De toutes les frontières du Niger, il n’y a que deux qui sont fermées depuis le lendemain du coup d’Etat du 26 juillet 2023 lorsque les présidents des Etats membres de la CEDEAO ont décidé d’imposer des sanctions économiques contre la junte afin de favoriser un retour à l’ordre constitutionnel. Le Burkina Faso et le Mali, membres de l’organisation sous-régionale, ont refusé de faire suite à cette décision, eux-mêmes étant dirigés par des militaires putschistes. Les autres pays frontaliers que sont l’Algérie, la Lybie et le Tchad, ne se sentent pas concernés, n’étant pas de l’Afrique de l’Ouest. Seuls donc le Bénin et le Nigéria ont fermé leurs frontières avec leur voisin du nord.

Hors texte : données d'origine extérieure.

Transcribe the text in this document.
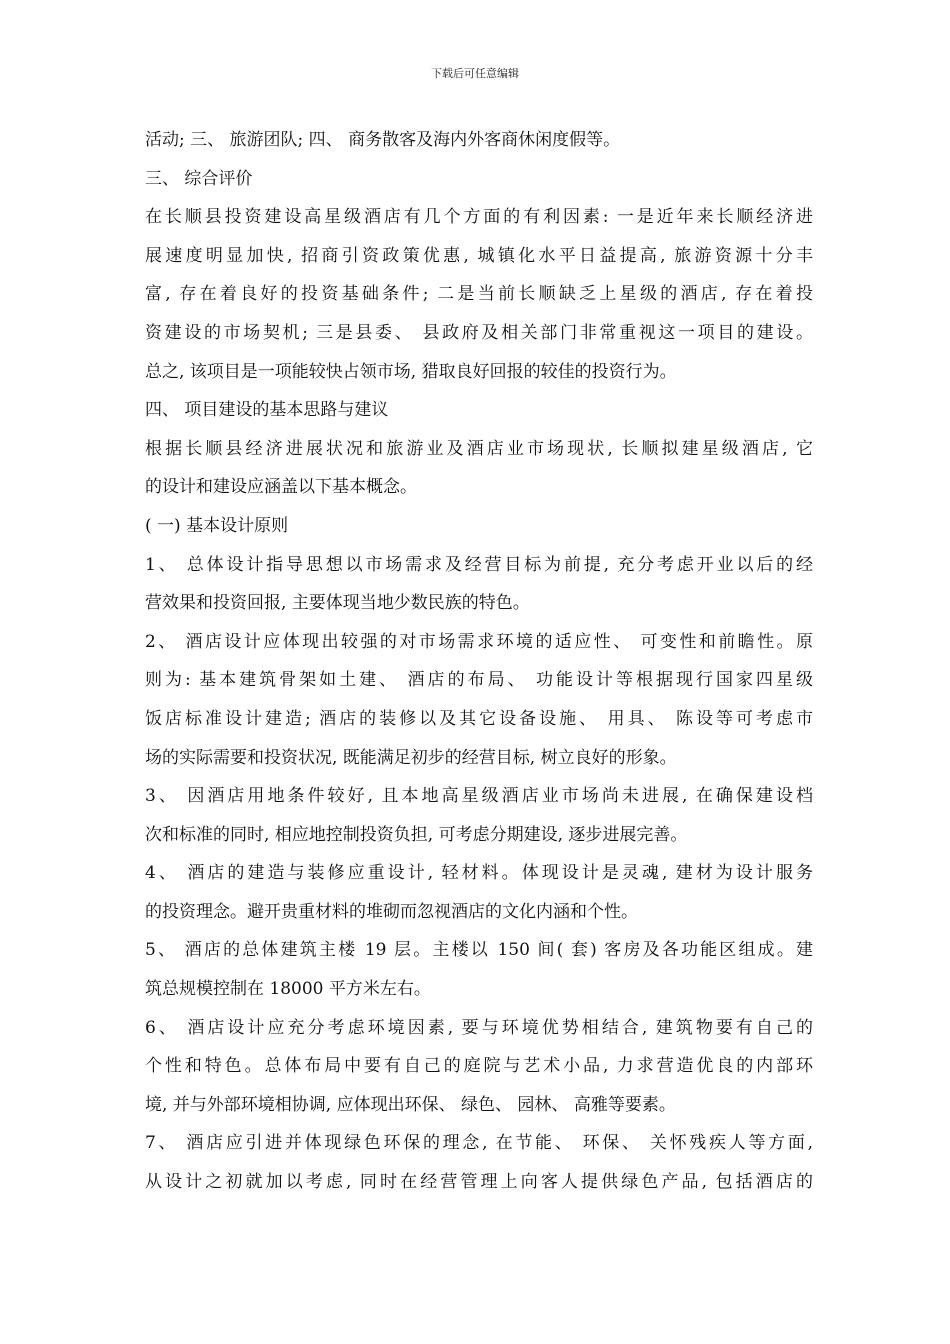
下载后可任意编辑
活动; 三、 旅游团队; 四、 商务散客及海内外客商休闲度假等。
三、 综合评价
在长顺县投资建设高星级酒店有几个方面的有利因素: 一是近年来长顺经济进
展速度明显加快, 招商引资政策优惠, 城镇化水平日益提高, 旅游资源十分丰
富, 存在着良好的投资基础条件; 二是当前长顺缺乏上星级的酒店, 存在着投
资建设的市场契机; 三是县委、 县政府及相关部门非常重视这一项目的建设。
总之, 该项目是一项能较快占领市场, 猎取良好回报的较佳的投资行为。
四、 项目建设的基本思路与建议
根据长顺县经济进展状况和旅游业及酒店业市场现状, 长顺拟建星级酒店, 它
的设计和建设应涵盖以下基本概念。
( 一) 基本设计原则
1、 总体设计指导思想以市场需求及经营目标为前提, 充分考虑开业以后的经
营效果和投资回报, 主要体现当地少数民族的特色。
2、 酒店设计应体现出较强的对市场需求环境的适应性、 可变性和前瞻性。原
则为: 基本建筑骨架如土建、 酒店的布局、 功能设计等根据现行国家四星级
饭店标准设计建造; 酒店的装修以及其它设备设施、 用具、 陈设等可考虑市
场的实际需要和投资状况, 既能满足初步的经营目标, 树立良好的形象。
3、 因酒店用地条件较好, 且本地高星级酒店业市场尚未进展, 在确保建设档
次和标准的同时, 相应地控制投资负担, 可考虑分期建设, 逐步进展完善。
4、 酒店的建造与装修应重设计, 轻材料。体现设计是灵魂, 建材为设计服务
的投资理念。避开贵重材料的堆砌而忽视酒店的文化内涵和个性。
5、 酒店的总体建筑主楼 19 层。主楼以 150 间( 套) 客房及各功能区组成。建
筑总规模控制在 18000 平方米左右。
6、 酒店设计应充分考虑环境因素, 要与环境优势相结合, 建筑物要有自己的
个性和特色。总体布局中要有自己的庭院与艺术小品, 力求营造优良的内部环
境, 并与外部环境相协调, 应体现出环保、 绿色、 园林、 高雅等要素。
7、 酒店应引进并体现绿色环保的理念, 在节能、 环保、 关怀残疾人等方面,
从设计之初就加以考虑, 同时在经营管理上向客人提供绿色产品, 包括酒店的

Pays enclavé, le Niger a pour débouchés naturels sur la mer le port de Cotonou au Bénin et accessoirement ceux du Nigéria. La fermeture des frontières a aussitôt commencé à avoir des répercussions dramatiques sur le quotidien des Nigériens qui importent la majeure partie des produits alimentaires et autres à partir de ces pays. Aujourd’hui à Niamey, le riz qui est le produit le plus consommé est hors de portée des plus pauvres. En moins de deux semaines, son prix est passé du simple au double. Et bientôt le pays risque de souffrir de la pénurie, plus aucun camion n’entrant par ces frontières cruciales.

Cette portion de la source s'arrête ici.